About Gen 1.26 historical scholarship is clearly right: this is evidence of an earlier polytheism among the people who became Israel. But though critical scholarship can explain the blemish on the text, it cannot interpret it. Critical scholarship can tell us how the text got to be this way, but it cannot tell us what it means.

Now in my own religious life I am a Jew. And if there is anything that should challenge my faith it is this evidence of polytheism. If a Jew believes anything she believes the cry of monotheism: "Shema Israel hashem elohenu hashem ehad—the Lord our God, the Lord is one!" (Deut. 6.4). What then am I to do when confronted by the evidence of Gen 1.26? If I fall back on the Jewish doctrine of monotheism, I simply deny this evidence of polytheism in the Hebrew Bible. It can’t be evidence of polytheism, because after all the Jews are monotheistic! God must be speaking in the "royal we." (The problem is that nowhere else does the Bible resort to this usage. Nor does it even exist in ancient Hebrew.) Well, then—God must be addressing the Torah! (But this is strained and fantastical, an insult to intellectual honesty.)

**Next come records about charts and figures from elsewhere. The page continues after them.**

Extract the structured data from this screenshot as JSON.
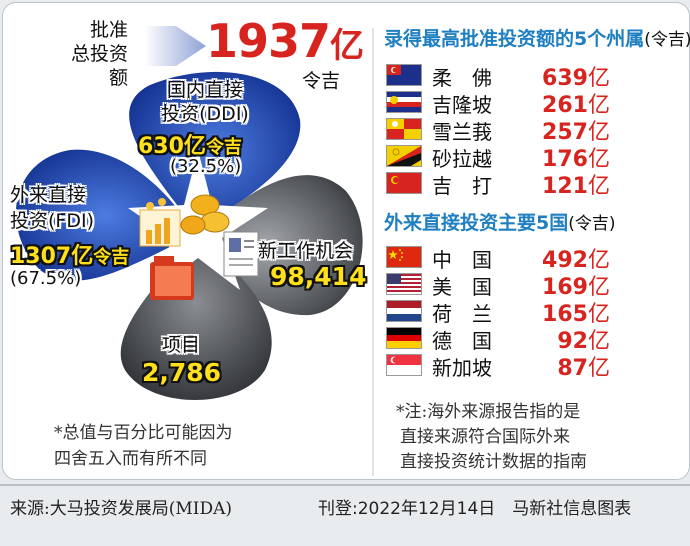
{
  "header": {
    "total_label_line1": "批准",
    "total_label_line2": "总投资额",
    "total_value": "1937",
    "total_unit_yi": "亿",
    "total_unit_ringgit": "令吉"
  },
  "ddi": {
    "title_line1": "国内直接",
    "title_line2": "投资(DDI)",
    "value": "630亿",
    "unit": "令吉",
    "percent": "(32.5%)"
  },
  "fdi": {
    "title_line1": "外来直接",
    "title_line2": "投资(FDI)",
    "value": "1307亿",
    "unit": "令吉",
    "percent": "(67.5%)"
  },
  "jobs": {
    "title": "新工作机会",
    "value": "98,414"
  },
  "projects": {
    "title": "项目",
    "value": "2,786"
  },
  "note_left": {
    "line1": "*总值与百分比可能因为",
    "line2": "四舍五入而有所不同"
  },
  "states_section": {
    "title": "录得最高批准投资额的5个州属",
    "title_suffix": "(令吉)",
    "rows": [
      {
        "name": "柔　佛",
        "value": "639",
        "unit": "亿",
        "flag": "johor-flag-icon"
      },
      {
        "name": "吉隆坡",
        "value": "261",
        "unit": "亿",
        "flag": "kuala-lumpur-flag-icon"
      },
      {
        "name": "雪兰莪",
        "value": "257",
        "unit": "亿",
        "flag": "selangor-flag-icon"
      },
      {
        "name": "砂拉越",
        "value": "176",
        "unit": "亿",
        "flag": "sarawak-flag-icon"
      },
      {
        "name": "吉　打",
        "value": "121",
        "unit": "亿",
        "flag": "kedah-flag-icon"
      }
    ]
  },
  "countries_section": {
    "title": "外来直接投资主要5国",
    "title_suffix": "(令吉)",
    "rows": [
      {
        "name": "中　国",
        "value": "492",
        "unit": "亿",
        "flag": "china-flag-icon"
      },
      {
        "name": "美　国",
        "value": "169",
        "unit": "亿",
        "flag": "usa-flag-icon"
      },
      {
        "name": "荷　兰",
        "value": "165",
        "unit": "亿",
        "flag": "netherlands-flag-icon"
      },
      {
        "name": "德　国",
        "value": "92",
        "unit": "亿",
        "flag": "germany-flag-icon"
      },
      {
        "name": "新加坡",
        "value": "87",
        "unit": "亿",
        "flag": "singapore-flag-icon"
      }
    ]
  },
  "note_right": {
    "line1": "*注:海外来源报告指的是",
    "line2": "直接来源符合国际外来",
    "line3": "直接投资统计数据的指南"
  },
  "footer": {
    "source": "来源:大马投资发展局(MIDA)",
    "published": "刊登:2022年12月14日　马新社信息图表"
  },
  "colors": {
    "accent_blue": "#1f7fc0",
    "value_red": "#d7241f",
    "highlight_yellow": "#ffe01a",
    "petal_blue": "#1f3fa8",
    "petal_gray": "#4a4d52"
  }
}
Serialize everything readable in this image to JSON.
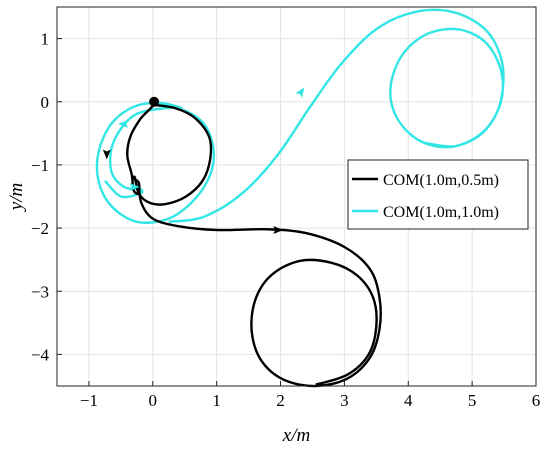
{
  "chart_data": {
    "type": "line",
    "title": "",
    "xlabel": "x/m",
    "ylabel": "y/m",
    "xlim": [
      -1.5,
      6
    ],
    "ylim": [
      -4.5,
      1.5
    ],
    "xticks": [
      "−1",
      "0",
      "1",
      "2",
      "3",
      "4",
      "5",
      "6"
    ],
    "xtick_values": [
      -1,
      0,
      1,
      2,
      3,
      4,
      5,
      6
    ],
    "yticks": [
      "1",
      "0",
      "−1",
      "−2",
      "−3",
      "−4"
    ],
    "ytick_values": [
      1,
      0,
      -1,
      -2,
      -3,
      -4
    ],
    "grid": true,
    "legend_position": "right",
    "start_marker": {
      "x": 0.02,
      "y": 0.0,
      "color": "#000000"
    },
    "series": [
      {
        "name": "COM(1.0m,0.5m)",
        "color": "#000000",
        "points": [
          [
            0.02,
            -0.05
          ],
          [
            0.35,
            -0.1
          ],
          [
            0.65,
            -0.25
          ],
          [
            0.88,
            -0.55
          ],
          [
            0.9,
            -0.9
          ],
          [
            0.78,
            -1.25
          ],
          [
            0.52,
            -1.5
          ],
          [
            0.2,
            -1.62
          ],
          [
            -0.05,
            -1.6
          ],
          [
            -0.22,
            -1.45
          ],
          [
            -0.28,
            -1.2
          ],
          [
            -0.3,
            -1.22
          ],
          [
            -0.22,
            -1.28
          ],
          [
            -0.22,
            -1.45
          ],
          [
            -0.3,
            -1.4
          ],
          [
            -0.33,
            -1.15
          ],
          [
            -0.4,
            -0.85
          ],
          [
            -0.35,
            -0.55
          ],
          [
            -0.2,
            -0.28
          ],
          [
            -0.05,
            -0.12
          ],
          [
            0.02,
            -0.05
          ]
        ],
        "path2": [
          [
            -0.22,
            -1.28
          ],
          [
            -0.18,
            -1.6
          ],
          [
            0.0,
            -1.85
          ],
          [
            0.4,
            -1.97
          ],
          [
            1.0,
            -2.03
          ],
          [
            1.8,
            -2.02
          ],
          [
            2.4,
            -2.08
          ],
          [
            3.0,
            -2.3
          ],
          [
            3.4,
            -2.65
          ],
          [
            3.55,
            -3.1
          ],
          [
            3.55,
            -3.6
          ],
          [
            3.4,
            -4.05
          ],
          [
            3.05,
            -4.38
          ],
          [
            2.55,
            -4.5
          ],
          [
            2.05,
            -4.4
          ],
          [
            1.7,
            -4.1
          ],
          [
            1.55,
            -3.65
          ],
          [
            1.6,
            -3.15
          ],
          [
            1.85,
            -2.75
          ],
          [
            2.3,
            -2.52
          ],
          [
            2.8,
            -2.55
          ],
          [
            3.2,
            -2.75
          ],
          [
            3.45,
            -3.1
          ],
          [
            3.5,
            -3.55
          ],
          [
            3.38,
            -4.0
          ],
          [
            3.05,
            -4.32
          ],
          [
            2.55,
            -4.48
          ]
        ]
      },
      {
        "name": "COM(1.0m,1.0m)",
        "color": "#33e6e6",
        "points": [
          [
            0.02,
            -0.05
          ],
          [
            0.45,
            -0.12
          ],
          [
            0.8,
            -0.35
          ],
          [
            0.95,
            -0.75
          ],
          [
            0.9,
            -1.15
          ],
          [
            0.65,
            -1.55
          ],
          [
            0.25,
            -1.85
          ],
          [
            -0.25,
            -1.9
          ],
          [
            -0.65,
            -1.65
          ],
          [
            -0.85,
            -1.25
          ],
          [
            -0.85,
            -0.8
          ],
          [
            -0.65,
            -0.35
          ],
          [
            -0.3,
            -0.08
          ],
          [
            0.1,
            -0.02
          ],
          [
            0.45,
            -0.1
          ],
          [
            0.2,
            -0.1
          ],
          [
            -0.3,
            -0.22
          ],
          [
            -0.62,
            -0.65
          ],
          [
            -0.65,
            -1.1
          ],
          [
            -0.45,
            -1.35
          ],
          [
            -0.2,
            -1.38
          ],
          [
            -0.2,
            -1.45
          ],
          [
            -0.5,
            -1.5
          ],
          [
            -0.75,
            -1.25
          ]
        ],
        "path2": [
          [
            0.25,
            -1.9
          ],
          [
            0.8,
            -1.82
          ],
          [
            1.4,
            -1.45
          ],
          [
            1.95,
            -0.85
          ],
          [
            2.45,
            -0.1
          ],
          [
            2.95,
            0.6
          ],
          [
            3.5,
            1.15
          ],
          [
            4.1,
            1.42
          ],
          [
            4.7,
            1.42
          ],
          [
            5.2,
            1.15
          ],
          [
            5.45,
            0.7
          ],
          [
            5.48,
            0.2
          ],
          [
            5.35,
            -0.25
          ],
          [
            5.05,
            -0.58
          ],
          [
            4.6,
            -0.72
          ],
          [
            4.15,
            -0.6
          ],
          [
            3.82,
            -0.25
          ],
          [
            3.72,
            0.2
          ],
          [
            3.88,
            0.7
          ],
          [
            4.25,
            1.05
          ],
          [
            4.75,
            1.15
          ],
          [
            5.2,
            0.95
          ],
          [
            5.45,
            0.5
          ],
          [
            5.45,
            0.0
          ],
          [
            5.2,
            -0.45
          ],
          [
            4.75,
            -0.7
          ],
          [
            4.25,
            -0.65
          ]
        ]
      }
    ],
    "arrows": [
      {
        "series": 0,
        "x": -0.72,
        "y": -0.82,
        "dir": "down"
      },
      {
        "series": 0,
        "x": 1.95,
        "y": -2.03,
        "dir": "right"
      },
      {
        "series": 1,
        "x": -0.45,
        "y": -0.35,
        "dir": "left"
      },
      {
        "series": 1,
        "x": -0.3,
        "y": -1.35,
        "dir": "right"
      },
      {
        "series": 1,
        "x": 2.32,
        "y": 0.15,
        "dir": "up-right"
      }
    ]
  }
}
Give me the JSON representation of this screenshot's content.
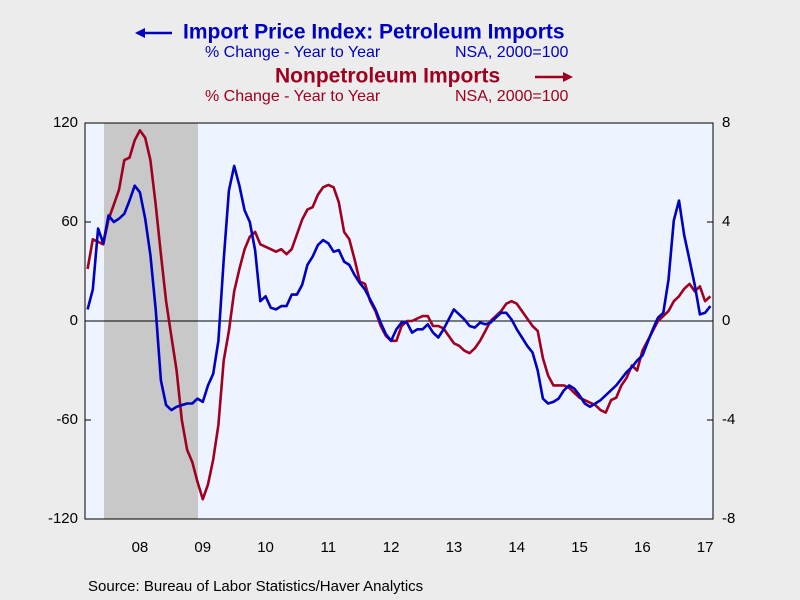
{
  "chart_data": {
    "type": "line",
    "titles": [
      {
        "text": "Import Price Index: Petroleum Imports",
        "sub_left": "% Change - Year to Year",
        "sub_right": "NSA, 2000=100"
      },
      {
        "text": "Nonpetroleum Imports",
        "sub_left": "% Change - Year to Year",
        "sub_right": "NSA, 2000=100"
      }
    ],
    "source": "Source:  Bureau of Labor Statistics/Haver Analytics",
    "categories": [
      null,
      null,
      null,
      null,
      null,
      null,
      null,
      null,
      null,
      null,
      "08",
      null,
      null,
      null,
      null,
      null,
      null,
      null,
      null,
      null,
      null,
      null,
      "09",
      null,
      null,
      null,
      null,
      null,
      null,
      null,
      null,
      null,
      null,
      null,
      "10",
      null,
      null,
      null,
      null,
      null,
      null,
      null,
      null,
      null,
      null,
      null,
      "11",
      null,
      null,
      null,
      null,
      null,
      null,
      null,
      null,
      null,
      null,
      null,
      "12",
      null,
      null,
      null,
      null,
      null,
      null,
      null,
      null,
      null,
      null,
      null,
      "13",
      null,
      null,
      null,
      null,
      null,
      null,
      null,
      null,
      null,
      null,
      null,
      "14",
      null,
      null,
      null,
      null,
      null,
      null,
      null,
      null,
      null,
      null,
      null,
      "15",
      null,
      null,
      null,
      null,
      null,
      null,
      null,
      null,
      null,
      null,
      null,
      "16",
      null,
      null,
      null,
      null,
      null,
      null,
      null,
      null,
      null,
      null,
      null,
      "17",
      null
    ],
    "series": [
      {
        "name": "Import Price Index: Petroleum Imports",
        "color": "#0000c0",
        "axis": "y",
        "values": [
          7,
          19,
          56,
          47,
          64,
          60,
          62,
          65,
          73,
          82,
          78,
          62,
          40,
          7,
          -36,
          -51,
          -54,
          -52,
          -51,
          -50,
          -50,
          -47,
          -49,
          -39,
          -32,
          -12,
          37,
          79,
          94,
          82,
          67,
          60,
          43,
          12,
          15,
          8,
          7,
          9,
          9,
          16,
          16,
          22,
          34,
          39,
          46,
          49,
          47,
          42,
          43,
          36,
          34,
          28,
          23,
          19,
          13,
          7,
          -1,
          -8,
          -12,
          -5,
          -1,
          -1,
          -7,
          -5,
          -5,
          -2,
          -7,
          -10,
          -5,
          1,
          7,
          4,
          1,
          -3,
          -4,
          -1,
          -2,
          -1,
          2,
          5,
          5,
          1,
          -5,
          -10,
          -15,
          -19,
          -30,
          -47,
          -50,
          -49,
          -47,
          -42,
          -39,
          -41,
          -45,
          -50,
          -52,
          -50,
          -48,
          -45,
          -42,
          -39,
          -35,
          -31,
          -28,
          -24,
          -21,
          -13,
          -5,
          2,
          5,
          25,
          61,
          73,
          52,
          37,
          22,
          4,
          5,
          9
        ]
      },
      {
        "name": "Nonpetroleum Imports",
        "color": "#a00020",
        "axis": "y2",
        "values": [
          2.1,
          3.3,
          3.2,
          3.1,
          4.1,
          4.7,
          5.3,
          6.5,
          6.6,
          7.3,
          7.7,
          7.4,
          6.5,
          4.7,
          2.7,
          0.8,
          -0.6,
          -2.0,
          -4.0,
          -5.2,
          -5.7,
          -6.5,
          -7.2,
          -6.6,
          -5.6,
          -4.2,
          -1.6,
          -0.4,
          1.2,
          2.1,
          2.9,
          3.4,
          3.6,
          3.1,
          3.0,
          2.9,
          2.8,
          2.9,
          2.7,
          2.9,
          3.5,
          4.1,
          4.5,
          4.6,
          5.1,
          5.4,
          5.5,
          5.4,
          4.8,
          3.6,
          3.3,
          2.5,
          1.6,
          1.5,
          0.8,
          0.4,
          -0.2,
          -0.6,
          -0.8,
          -0.8,
          -0.2,
          0.0,
          0.0,
          0.1,
          0.2,
          0.2,
          -0.2,
          -0.2,
          -0.3,
          -0.6,
          -0.9,
          -1.0,
          -1.2,
          -1.3,
          -1.1,
          -0.8,
          -0.4,
          0.0,
          0.2,
          0.4,
          0.7,
          0.8,
          0.7,
          0.4,
          0.1,
          -0.2,
          -0.4,
          -1.5,
          -2.2,
          -2.6,
          -2.6,
          -2.6,
          -2.7,
          -2.9,
          -3.1,
          -3.2,
          -3.3,
          -3.4,
          -3.6,
          -3.7,
          -3.2,
          -3.1,
          -2.6,
          -2.3,
          -1.8,
          -2.0,
          -1.2,
          -0.8,
          -0.4,
          0.0,
          0.2,
          0.4,
          0.8,
          1.0,
          1.3,
          1.5,
          1.2,
          1.4,
          0.8,
          1.0
        ]
      }
    ],
    "ylim": [
      -120,
      120
    ],
    "yticks": [
      -120,
      -60,
      0,
      60,
      120
    ],
    "y2lim": [
      -8,
      8
    ],
    "y2ticks": [
      -8,
      -4,
      0,
      4,
      8
    ],
    "zero_line": true
  }
}
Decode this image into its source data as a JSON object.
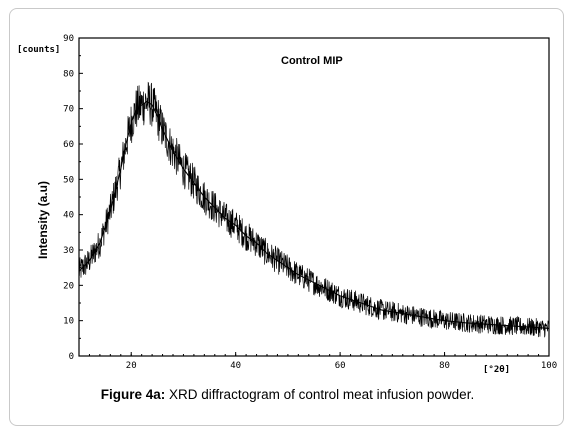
{
  "caption": {
    "label": "Figure 4a:",
    "text": " XRD diffractogram of control meat infusion powder."
  },
  "chart_data": {
    "type": "line",
    "annotation": "Control MIP",
    "ylabel": "Intensity (a.u)",
    "y_units_label": "[counts]",
    "x_units_label": "[°2θ]",
    "xlim": [
      10,
      100
    ],
    "ylim": [
      0,
      90
    ],
    "x_ticks": [
      20,
      40,
      60,
      80,
      100
    ],
    "x_tick_labels": [
      "20",
      "40",
      "60",
      "80",
      "100"
    ],
    "y_ticks": [
      0,
      10,
      20,
      30,
      40,
      50,
      60,
      70,
      80,
      90
    ],
    "y_tick_labels": [
      "0",
      "10",
      "20",
      "30",
      "40",
      "50",
      "60",
      "70",
      "80",
      "90"
    ],
    "grid": false,
    "line_color": "#000000",
    "series": [
      {
        "x": [
          10,
          12,
          14,
          16,
          18,
          19,
          20,
          21,
          22,
          23,
          24,
          25,
          26,
          28,
          30,
          32,
          34,
          36,
          38,
          40,
          42,
          44,
          46,
          48,
          50,
          52,
          54,
          56,
          58,
          60,
          62,
          64,
          66,
          68,
          70,
          72,
          74,
          76,
          78,
          80,
          82,
          84,
          86,
          88,
          90,
          92,
          94,
          96,
          98,
          100
        ],
        "y": [
          24,
          27,
          32,
          41,
          53,
          60,
          66,
          70,
          71,
          72,
          71,
          68,
          64,
          58,
          53,
          49,
          45,
          42,
          39,
          37,
          34,
          32,
          29,
          27,
          25,
          23,
          21.5,
          20,
          18.5,
          17,
          16,
          15,
          14,
          13,
          12.5,
          12,
          11.5,
          11,
          10.5,
          10,
          9.7,
          9.4,
          9.2,
          9,
          8.8,
          8.6,
          8.4,
          8.2,
          8,
          7.8
        ]
      }
    ]
  }
}
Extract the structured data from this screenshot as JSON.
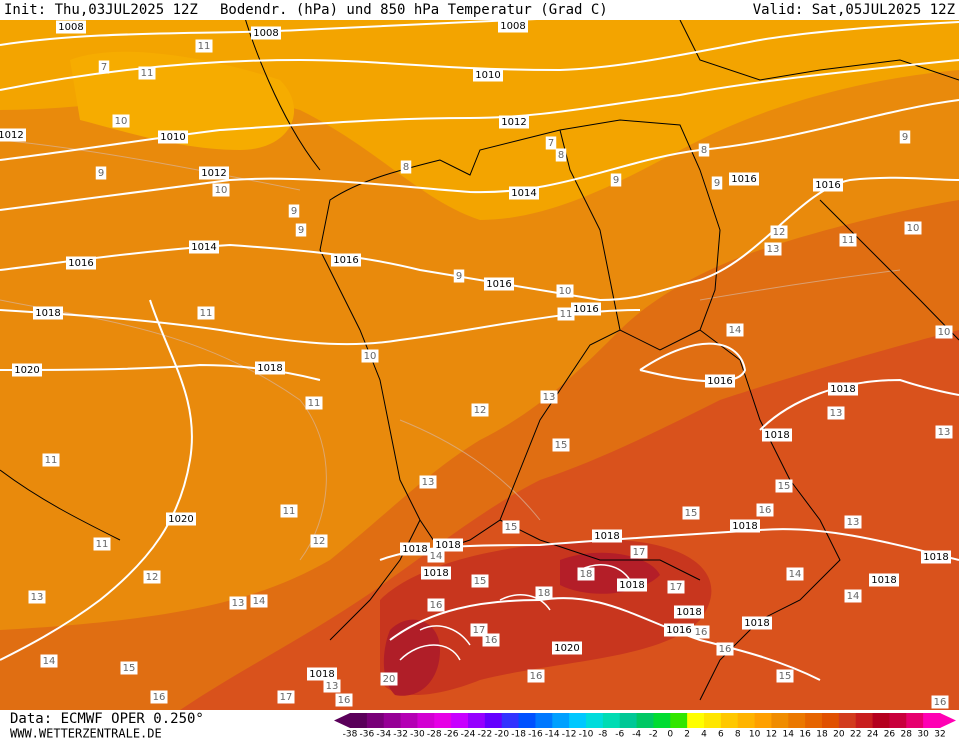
{
  "header": {
    "init": "Init: Thu,03JUL2025 12Z",
    "title": "Bodendr. (hPa) und 850 hPa Temperatur (Grad C)",
    "valid": "Valid: Sat,05JUL2025 12Z"
  },
  "footer": {
    "data": "Data: ECMWF OPER 0.250°",
    "site": "WWW.WETTERZENTRALE.DE"
  },
  "colorbar": {
    "ticks": [
      -38,
      -36,
      -34,
      -32,
      -30,
      -28,
      -26,
      -24,
      -22,
      -20,
      -18,
      -16,
      -14,
      -12,
      -10,
      -8,
      -6,
      -4,
      -2,
      0,
      2,
      4,
      6,
      8,
      10,
      12,
      14,
      16,
      18,
      20,
      22,
      24,
      26,
      28,
      30,
      32
    ],
    "colors": [
      "#5a005a",
      "#780078",
      "#960096",
      "#b400b4",
      "#d200d2",
      "#e600e6",
      "#c800ff",
      "#9600ff",
      "#6400ff",
      "#3232ff",
      "#0050ff",
      "#0078ff",
      "#00a0ff",
      "#00c8ff",
      "#00dcdc",
      "#00dcb4",
      "#00c896",
      "#00c864",
      "#00dc32",
      "#32e600",
      "#ffff00",
      "#ffe600",
      "#ffc800",
      "#ffb400",
      "#ffa000",
      "#f08c00",
      "#eb7800",
      "#e66400",
      "#e05000",
      "#d23c1e",
      "#c81e1e",
      "#b4001e",
      "#c8003c",
      "#e6006e",
      "#ff00b4"
    ]
  },
  "isobar_labels": [
    1008,
    1008,
    1008,
    1010,
    1012,
    1010,
    1012,
    1014,
    1014,
    1016,
    1016,
    1016,
    1016,
    1016,
    1016,
    1018,
    1018,
    1020,
    1016,
    1018,
    1018,
    1020,
    1018,
    1018,
    1018,
    1018,
    1018,
    1018,
    1018,
    1018,
    1016,
    1020,
    1018,
    1018,
    1018,
    1012
  ],
  "temperature_labels": [
    11,
    7,
    11,
    10,
    9,
    10,
    9,
    9,
    8,
    7,
    8,
    8,
    9,
    9,
    9,
    9,
    10,
    11,
    11,
    10,
    11,
    12,
    13,
    15,
    12,
    13,
    11,
    10,
    10,
    14,
    13,
    13,
    15,
    11,
    13,
    11,
    12,
    11,
    15,
    15,
    16,
    13,
    14,
    17,
    14,
    12,
    13,
    13,
    14,
    15,
    18,
    17,
    14,
    18,
    16,
    17,
    16,
    16,
    16,
    14,
    15,
    13,
    20,
    16,
    15,
    16,
    17,
    16,
    16
  ]
}
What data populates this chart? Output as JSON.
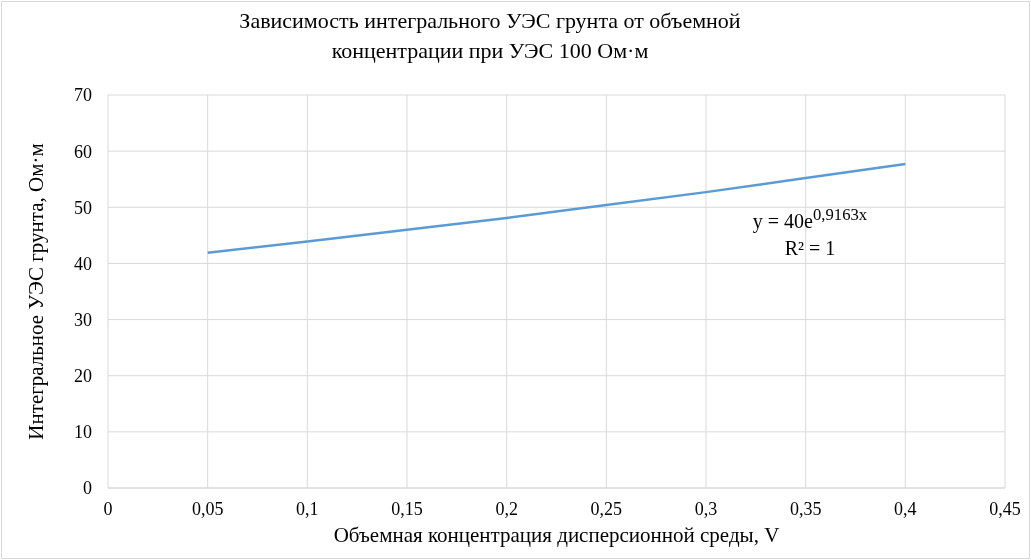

According to psychoanalytic theory, denial is a primitive defense mechanism which causes a developmental arrest. To deny the evidence of polytheism in the Hebrew Bible is to infantilize my faith. But what is more, it is to betray my ancestors, who were courageous enough—and secure enough in their faith—to include this evidence of polytheism, even though their religious thinking had developed beyond it. They included it because they did not wish to betray their ancestors. And because the Bible was more important to them than the "correct" interpretation of it.

To preserve the Bible as it is—not to "correct" it by means of a strained and ahistorical interpretation, but to honor even those parts which contradict the affirmations of the religion—is itself a religious act. An immature and psychologically unstable faith is renounced, because the Bible’s "maculations" are openly acknowledged; but a jeering atheism is also renounced, because its blemishes, its errors and contradictions, are not considered the final word about the Bible.

In other words, both canonization and interpretation are indispensable to the study of the Bible—canonization because we wish to know the Bible in itself (as Jon D. Levenson has observed, biblical study is almost invariably undertaken out of religious motives),3 interpretation because the Bible in itself is puzzling, mysterious, problematic, apparently contradictory, even troubling to faith. Canonization and interpretation will always exist in a state of tension, because our desire to preserve the Bible comes into conflict with our need to use it.

And because we differ from each other, you and I—because we face different problems in life—we will use the Bible differently. If it sometimes seems that there is a confusion of interpretations in class, this is as it must be; our interpretations are necessarily plural. To reduce the variety to a single-voiced message is to mistake our own partial and limited understanding for the Bible in itself; it is to canonize an interpretation. And this is an error, because canonization and interpretation are separate and distinct impulses—like the desire to marry and the need for love. In my classes on the Bible our goal is not to freeze the Bible into doctrine, but to treasure it by the continual reinterpretation of it. No doctrine, no message, can be as faithful as that activity.

NOTES

1 See David Weiss Halivni, Revelation Restored: Divine Writ and Critical Responses (Boulder: Westview, 1997).

2 Brevard S. Childs, Introduction to the Old Testament as Scripture, (Philadelphia: Fortress, 1979), pp. 57-60.

3 See Jon D. Levenson, The Hebrew Bible, the Old Testament, and Historical Criticism: Jews and Christians in Biblical Studies (Louisville: Westminster/John Knox, 1993). The approach outlined above depends heavily upon the scholars named in these three notes.